I'm not offended by V-day, but I hardly endorse asking unsuspecting people, "What does your vagina smell like?".

I'm completely for stopping violence against women and girls, by almost any means possible.

Is that the purpose or effect of V-day/the monologues? You said:

My goal is to bring issues like female sexuality, abuse, and celebration of all that women are capable of to light - it doesn't make sense to me how silence about vaginas is equivalent to female purity.
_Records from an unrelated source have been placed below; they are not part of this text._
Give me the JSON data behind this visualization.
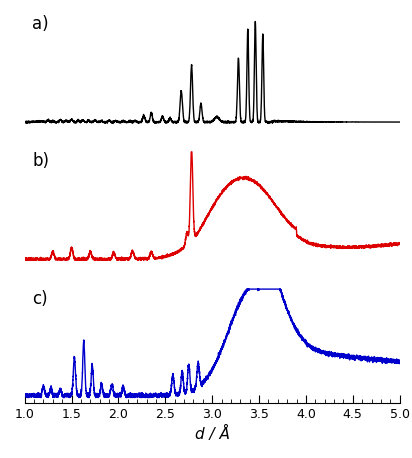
{
  "xlabel": "d / Å",
  "xlim": [
    1.0,
    5.0
  ],
  "xticks": [
    1.0,
    1.5,
    2.0,
    2.5,
    3.0,
    3.5,
    4.0,
    4.5,
    5.0
  ],
  "panels": [
    "a)",
    "b)",
    "c)"
  ],
  "colors": [
    "#000000",
    "#dd0000",
    "#0000cc"
  ],
  "background": "#ffffff",
  "figsize": [
    4.12,
    4.58
  ],
  "dpi": 100
}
Unless I read Mason's original article wrong, I don't think the issue ever was silencing V-day and I don't remember any mention of female purity. I think the idea was that it's a double standard to condone V-day/Vagina Monologues and then punish guys for reverse themed "celebrations," whether they be parodies or not.


I don't think the end justify the means. Gandhi said that whatever is achieved with violence is temporary, but the evil is permanent.

Also, it is true that America is a fee country with free speech. I like and hate that at the same time. I really don't think the Founding Fathers had this kind of stuff in mind when putting freedom of speech in the constitution. There are ways that are less offensive to people to achieve the same objective (could it be that the real objective was to loosen up moral values instead of protecting women?). But oh well, it is a free country, they have freedom of speech but I don't applaud them.


Paraphenelia about Breasts? That would be a great album title.